Air Serbia will fly to Washington tomorrow, 8th of April, for a two-way rescue operation of Serbian citizens stuck in the United States, and for US citizens stuck in Serbia. A total of 700 Serbian citizens are awaiting the arrival of the Air Serbia's Airbus A330-200 aircraft to transport them to Belgrade Nikola Tesla Airport. This is the last repatriation flight to the country.

The rescue operation

The US Embassy in Serbia first advertised this Air Serbia rescue flight to Washington in an alert on Twitter four days ago. The alert indicated that no further repatriation activity between the two countries will take place. Given that Serbia has shut all its airports "indefinitely", this is a fairly serious warning.

Air Serbia's Airbus A330-200 will depart Belgrade Nikola Tesla Airport at 07:00 tomorrow morning, 8th of April, heading for Washington Dulles International Airport. It will return back to Serbia the same day.

The Serbian President Aleksandar Vučić has personally approved this flight, N1 reports, as a two-way repatriation effort between Washington and Belgrade. Air Serbia already operated one rescue flight between Belgrade and Los Angeles last week, but that one was chartered by the US State Department and for the benefit of American citizens in Serbia only.
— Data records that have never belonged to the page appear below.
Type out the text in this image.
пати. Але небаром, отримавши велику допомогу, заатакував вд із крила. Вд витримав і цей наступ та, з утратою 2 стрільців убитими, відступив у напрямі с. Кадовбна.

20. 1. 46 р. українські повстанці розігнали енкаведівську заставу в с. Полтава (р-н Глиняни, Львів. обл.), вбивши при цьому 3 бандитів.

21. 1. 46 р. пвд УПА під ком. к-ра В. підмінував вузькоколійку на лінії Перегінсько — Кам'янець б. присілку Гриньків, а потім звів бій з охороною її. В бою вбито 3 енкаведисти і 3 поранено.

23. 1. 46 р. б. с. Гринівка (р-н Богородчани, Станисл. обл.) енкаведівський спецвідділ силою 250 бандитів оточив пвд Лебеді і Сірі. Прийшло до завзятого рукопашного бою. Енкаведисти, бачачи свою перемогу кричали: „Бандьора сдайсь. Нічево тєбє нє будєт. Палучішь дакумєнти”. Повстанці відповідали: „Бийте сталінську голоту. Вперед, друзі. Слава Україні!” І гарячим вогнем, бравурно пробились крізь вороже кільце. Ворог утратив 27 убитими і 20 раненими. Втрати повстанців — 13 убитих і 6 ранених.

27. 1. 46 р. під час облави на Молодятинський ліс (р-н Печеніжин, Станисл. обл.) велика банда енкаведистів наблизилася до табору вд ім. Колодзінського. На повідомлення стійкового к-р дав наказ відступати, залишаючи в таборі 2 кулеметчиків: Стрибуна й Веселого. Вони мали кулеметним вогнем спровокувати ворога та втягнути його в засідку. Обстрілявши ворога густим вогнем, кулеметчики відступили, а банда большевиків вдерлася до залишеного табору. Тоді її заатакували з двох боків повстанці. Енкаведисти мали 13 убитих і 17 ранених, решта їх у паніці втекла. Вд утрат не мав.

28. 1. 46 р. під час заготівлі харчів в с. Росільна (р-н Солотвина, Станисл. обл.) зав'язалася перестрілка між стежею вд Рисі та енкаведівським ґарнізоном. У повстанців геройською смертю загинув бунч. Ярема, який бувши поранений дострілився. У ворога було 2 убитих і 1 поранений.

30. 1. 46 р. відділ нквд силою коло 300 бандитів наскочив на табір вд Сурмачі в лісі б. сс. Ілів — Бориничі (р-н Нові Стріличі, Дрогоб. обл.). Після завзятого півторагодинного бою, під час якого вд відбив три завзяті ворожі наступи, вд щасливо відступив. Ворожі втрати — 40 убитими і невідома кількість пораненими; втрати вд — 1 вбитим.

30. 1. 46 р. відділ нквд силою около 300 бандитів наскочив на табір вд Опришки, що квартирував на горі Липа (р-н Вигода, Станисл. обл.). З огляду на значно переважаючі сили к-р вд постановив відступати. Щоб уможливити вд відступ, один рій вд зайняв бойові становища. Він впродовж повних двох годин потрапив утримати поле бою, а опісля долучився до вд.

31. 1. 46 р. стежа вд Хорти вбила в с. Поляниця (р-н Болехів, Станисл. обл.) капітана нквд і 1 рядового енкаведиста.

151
The Washington charter is a two-way rescue flight.

Interestingly, 700 Serbian citizens registered their desire to depart Washington, which is significantly over the capacity of Air Serbia's A330-200. It remains unclear how the overflow will be transported.

Air Serbia is making the rescue flight completely free of charge, bucking the trend of some other European flag carriers. In contrast to Air Serbia, neighboring flag carrier Croatia Airlines was charging for its rescue flights from Sweden, Italy, Spain and Portugal. North Macedonia also charged the Macedonians it rescued with Wizz Air charters from Germany, Croatia and Malta.

Jet fuel for the flight is free

Interestingly, Air Serbia is making both of the components of this rescue flight free: the US citizens leaving Serbia for Washington, and the Serbian citizens departing Washington for Belgrade.

The fuel for the flight will be free for Air Serbia, because its fuel supplier at Belgrade Nikola Tesla Airport is donating fuel for all of the airline's rescue flights. This includes the long-haul passenger operations to Washington and Los Angeles, and the numerous cargo rotations to China that Air Serbia is conducting with this Airbus A330-200 for medical supplies.

The fuel supplier is the Petroleum Industry of Serbia (Naftna Industrija Srbije). More than half of it is owned by Gazprom Neft, the Russian oil producer.

Air Serbia
The airline saw its best September in history. Photo: Getty Images

Will passengers actually make it?

Because Serbia has imposed a very strict daily curfew, getting on this flight will not be easy for outbound passengers.

Every day, as part of the measures to tackle the current health crisis, citizens must not be outside their houses before 05:00 in the morning. Therefore, anyone wishing to make it for Air Serbia's flight to Washington will have an extremely limited amount of time to get to Belgrade Nikola Tesla Airport.

The aircraft will depart Belgrade at 07:00, so the US Embassy has advised anyone intending to board to get to the vicinity of the airport today, so that they may leave their house at 05:00 tomorrow and arrive for boarding in time.